3. Multiply and subtract:
Multiply the entire divisor \(1 - 4x\) by \(-2x^2\) and subtract it from the original polynomial:
[tex]\[ (1 - 4x) \cdot (-2x^2) = -2x^2 + 8x^3 \][/tex]
Subtract this from \(8x^3 + 6x^2 + 10x - 1\):
[tex]\[ \begin{array}{r} 8x^3 + 6x^2 + 10x - 1 \\ - (8x^3 - 8x^3 + 16x^2) \\ \hline 6x^2 - 16x^2 + 10x - 1 \\ 6x^2 - 16x^2 = -10x^2 \\ 10x - 1 \end{array} \][/tex]
So, now, our polynomial becomes \(-10x^2 + 10x - 1\).
4. Repeat the process:
Divide the new leading term \(-10x^2\) by the leading term of the divisor \(-4x\):
[tex]\[ \frac{-10x^2}{-4x} = 2.5x \][/tex]
Multiply the entire divisor \(1 - 4x\) by \(2.5x\) and subtract:
[tex]\[ (1 - 4x) \cdot (2.5x) = 2.5x - 10x^2 \][/tex]
Subtract this from \(-10x^2 + 10x - 1\):
[tex]\[ \begin{array}{r} -10x^2 + 10x - 1 \\ - (-10x^2 + 10x) \\ \hline 10x - 10x = 0x - 1 + 10 \\ -1 \end{array} \][/tex]
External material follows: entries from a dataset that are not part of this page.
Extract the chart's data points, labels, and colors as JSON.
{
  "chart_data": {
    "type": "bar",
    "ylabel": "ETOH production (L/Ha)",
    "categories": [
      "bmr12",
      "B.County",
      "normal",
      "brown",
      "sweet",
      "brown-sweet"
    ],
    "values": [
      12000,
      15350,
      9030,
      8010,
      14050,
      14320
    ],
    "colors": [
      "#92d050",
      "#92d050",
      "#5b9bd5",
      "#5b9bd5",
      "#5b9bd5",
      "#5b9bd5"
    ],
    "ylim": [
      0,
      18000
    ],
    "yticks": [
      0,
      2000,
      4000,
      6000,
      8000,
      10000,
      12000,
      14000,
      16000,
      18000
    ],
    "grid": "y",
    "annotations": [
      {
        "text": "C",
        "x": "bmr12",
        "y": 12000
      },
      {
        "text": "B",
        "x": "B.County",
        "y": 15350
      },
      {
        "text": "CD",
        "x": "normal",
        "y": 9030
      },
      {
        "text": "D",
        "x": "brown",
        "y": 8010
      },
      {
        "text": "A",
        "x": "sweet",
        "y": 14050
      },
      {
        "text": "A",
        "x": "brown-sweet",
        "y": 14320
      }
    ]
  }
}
Now, our polynomial is reduced to -1.
5. Check the remainder:
Since our polynomial \(-1\) is a constant and cannot be divided further by \(1 - 4x\), this is our remainder.
### Final Answer:
The quotient is:
[tex]\[ -2x^2 + 2.5x \][/tex]
The remainder is:
[tex]\[ -1 \][/tex]
So, when we divide [tex]\(8x^3 + 6x^2 + 10x - 1\)[/tex] by [tex]\(1 - 4x\)[/tex], the quotient is [tex]\(-2x^2 + 2.5x\)[/tex] and the remainder is [tex]\(-1\)[/tex].